Le pain est tiède, moelleux, il a un goût de feu de bois. Avant même d’avoir avalé la première bouchée, Agnese se sent mieux. Consolée, aimée.

« Est-ce que par hasard tu aurais vu trois enfants marcher le long de la voie ferrée ? »

Le garçon secoue la tête, se gratte la tempe.

« Ma grand-mère va mourir. Vous viendriez donner une bénédiction ? lui demande-t-il en dialecte ombrien, en montrant un point dans la campagne au milieu des arbres.

— Je ne peux pas, ce sont les prêtres qui donnent les bénédictions.

— Vous pouvez pas la donner même aux femmes ?

— Non, je suis désolée.

— L’année dernière, une sœur nous a béni les cochons. »

Agnese hoche la tête. Elle grignote un autre bout de pain, se rendant vulnérable au regard du garçon.

« C’est bon, pas vrai ? C’est ma grand-mère qui nous a appris à le faire. Pauvre petite vieille, ça fait des jours qu’elle appelle le prêtre. Elle a jamais rien demandé à personne, elle voudrait juste mourir avec la grâce de Dieu. »
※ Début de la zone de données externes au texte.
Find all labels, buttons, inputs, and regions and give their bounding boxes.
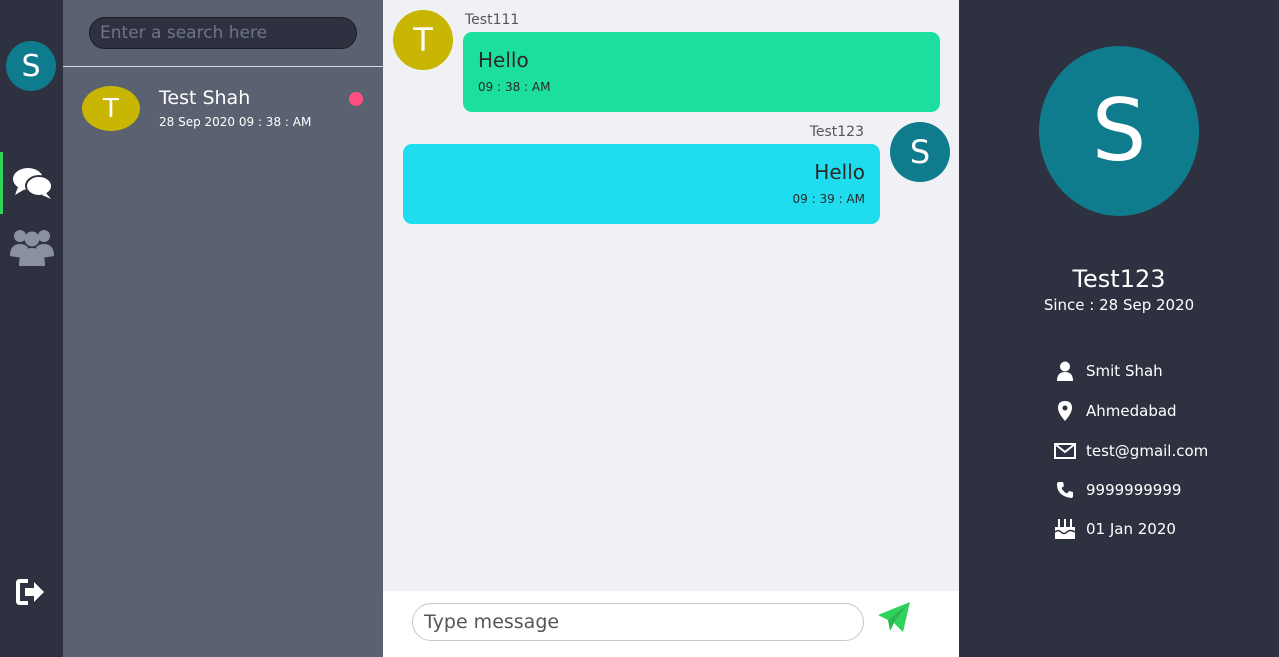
profile-email: test@gmail.com — [1086, 442, 1209, 460]
send-button[interactable] — [877, 601, 911, 635]
message-time: 09 : 38 : AM — [478, 80, 551, 94]
contact-last-time: 28 Sep 2020 09 : 38 : AM — [159, 115, 312, 129]
outgoing-sender-name: Test123 — [809, 124, 864, 140]
incoming-sender-avatar: T — [393, 10, 453, 70]
map-pin-icon — [1054, 400, 1076, 422]
users-group-icon — [9, 230, 54, 266]
divider — [63, 66, 383, 67]
profile-location-row: Ahmedabad — [1054, 400, 1274, 426]
logout-icon — [16, 579, 44, 605]
profile-avatar: S — [1039, 46, 1199, 216]
contact-avatar: T — [82, 86, 140, 131]
incoming-sender-name: Test111 — [465, 12, 520, 28]
groups-nav-button[interactable] — [0, 215, 63, 277]
chats-nav-button[interactable] — [0, 152, 63, 214]
profile-location: Ahmedabad — [1086, 402, 1177, 420]
message-input[interactable] — [412, 603, 864, 641]
incoming-message-bubble: Hello 09 : 38 : AM — [463, 32, 940, 112]
profile-birthday-row: 01 Jan 2020 — [1054, 518, 1274, 544]
profile-email-row: test@gmail.com — [1054, 440, 1274, 466]
send-paper-plane-icon — [878, 602, 910, 632]
outgoing-sender-avatar: S — [890, 122, 950, 182]
search-input[interactable] — [89, 17, 357, 49]
birthday-cake-icon — [1054, 518, 1076, 540]
profile-panel: S Test123 Since : 28 Sep 2020 Smit Shah … — [959, 0, 1279, 657]
contacts-panel: T Test Shah 28 Sep 2020 09 : 38 : AM — [63, 0, 383, 657]
chat-bubbles-icon — [13, 168, 53, 199]
message-composer — [383, 591, 959, 657]
phone-icon — [1054, 479, 1076, 501]
profile-fullname: Smit Shah — [1086, 362, 1163, 380]
profile-since: Since : 28 Sep 2020 — [1043, 296, 1195, 314]
message-time: 09 : 39 : AM — [792, 192, 865, 206]
logout-button[interactable] — [16, 578, 46, 606]
message-text: Hello — [478, 48, 529, 72]
profile-username: Test123 — [1072, 265, 1166, 293]
unread-dot-badge — [349, 92, 363, 106]
profile-phone: 9999999999 — [1086, 481, 1182, 499]
envelope-icon — [1054, 440, 1076, 462]
profile-fullname-row: Smit Shah — [1054, 360, 1274, 386]
my-avatar[interactable]: S — [6, 41, 56, 91]
chat-panel: T Test111 Hello 09 : 38 : AM Test123 S H… — [383, 0, 959, 657]
outgoing-message-bubble: Hello 09 : 39 : AM — [403, 144, 880, 224]
user-icon — [1054, 360, 1076, 382]
contact-name: Test Shah — [159, 87, 251, 109]
nav-rail: S — [0, 0, 63, 657]
profile-phone-row: 9999999999 — [1054, 479, 1274, 505]
contact-list-item[interactable]: T Test Shah 28 Sep 2020 09 : 38 : AM — [63, 76, 383, 146]
message-text: Hello — [814, 160, 865, 184]
profile-birthday: 01 Jan 2020 — [1086, 520, 1176, 538]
Entre l’aller et le retour, je vais perdre près d’une heure, pense Agnese. Mais c’est une épreuve du Seigneur, j’en suis certaine. Il sait que je suis à bout de forces, que je ferais n’importe quoi pour retrouver Vanda, c’est pourquoi Il veut mettre à l’épreuve ma foi et ma charité chrétienne. C’est le Seigneur, sans aucun doute. Très masculin, de raisonner de cette façon.

La grande ferme n’a plus qu’une pièce habitable. Dans ce qui devait être à l’origine la cuisine s’entassent armoires, lits et grabats en tout genre. Sur le lit le plus large, placé à côté de la cheminée, gît une grand-mère veillée par trois femmes qui ont hérité du même visage et commencent également à se répartir ses rides.

L’arrivée de la religieuse est accueillie comme un miracle. Un rayon du soleil inattendu qui les laisse bouche bée. L’aînée des sœurs se lève, prend un œuf dur dans une casserole, l’enveloppe dans un mouchoir et le tend à la sœur. Ce sont des personnes humbles, habituées à payer même les miracles. Agnese le prend, il est chaud, elle le tient dans ses mains en résistant à l’envie de le manger. Elle doit le garder pour les enfants.

« Il vaut mieux faire vite avec ce sacrement, dit la femme en indiquant la vieille d’un signe de tête.

— Il faudrait un prêtre, vous le savez ?

— Et aussi de l’huile bénite », lui répond l’autre en lui tendant un flacon contenant un liquide trouble, jaunâtre, trop fluide. Elles se tournent toutes les deux vers la vieille qui murmure quelque chose, les yeux hallucinés.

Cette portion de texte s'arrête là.